Whiskey (or whisky, in Scotland) is a spirit distilled from fermented grain mash—namely wheat, rye, barley, or corn—and aged in wooden barrels. Made around the world, the most recognizable types include Scotch, Irish and American whiskey. In America, bourbon is king, which, by definition, needs to be made from 51 percent corn, stored in oak barrels, and have an alcohol content of no more than 160 proof.
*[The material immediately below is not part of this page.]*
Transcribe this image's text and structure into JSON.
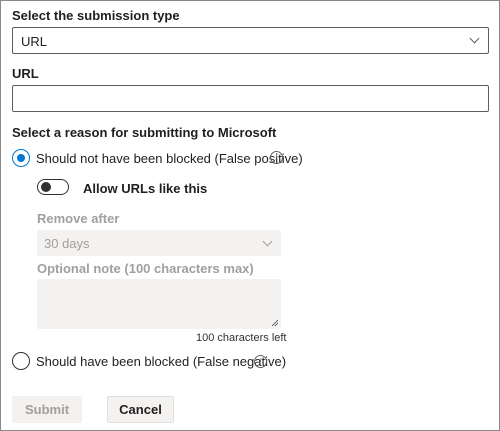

“Too much of anything is bad, but too much good whiskey is barely enough.” —Mark Twain
Brad Irwin is a Bend native who grew up watching Korean War doctors Hawkeye and Pierce distill alcohol on the popular television sitcom MASH. His curiosity for the process—and taste for the spirits—led him to become a moonshiner. His bootlegging days may not have included muscle cars and Appalachian backroads, but they did teach him how to perfect recipes and hone his craft. His early home distilling days came to fruition as he opened Oregon Spirits Distillers (OSD) in 2009.
Perhaps the biggest challenges of opening a distillery is looking four years ahead. Whiskey, which is OSD’s focus eleven months out of the year, ages in barrels for three and a half years before it’s ready to be sold. OSD produces about 20 barrels a month, and is enjoying approximately 25% yearly growth since it opened. Irwin is proud that his business—and passion—has allowed him to employ 19 workers, up from the four they started with seven years ago.
Last year, Irwin opened the Barrel Thief Lounge at their production facility on NE 1st Street. There, patrons can enjoy a meal alongside a cocktail made from one of their spirits—OSD also makes vodka, gin and absinthe—either inside the spacious bar or outside by one of the three fire pits.
Four distilleries currently call Bend home; Oregon Spirit Distillers, Bendistillery, BackDrop Distillery and Cascade Alchemy. In addition, Cascade Street Distillery opened last year in Sisters. It’s no coincidence distillers are making their home in Central Oregon.
“Being local is important,” explains Irwin. “Oregon is a great agriculture state. Wheat, rye, and barley all grow here. That’s why we are the epicenter of craft beer, then wine, now spirits.”
“Whiskey is liquid sunshine.” —George Bernard Shaw
The Whiskey Drinker Demographic
One important cause of the whiskey resurgence is the change in the whiskey drinker demographic. Gone is the perception of whiskey only being sampled by Washington D.C. elites or southern juke joint revelers. Today’s whiskey drinkers are skewing younger and are split equally between men and women.
Whiskey-drinking Bendites are lucky to enjoy several watering holes catering to them. If you enjoy sipping a historical whiskey cocktail while hearing about its origins, head over to the Barrel Thief for “Whiskey Wednesdays.” If pairing a cigar with your whiskey while listening to some Grateful Dead is more you style, try O’Kanes at McMenamins Old St. Francis. If you crave a large selection and an excellent meal, visit The Stihl Whiskey Bar. And, Bendistillery is returning to downtown Bend with a tasting room later this year.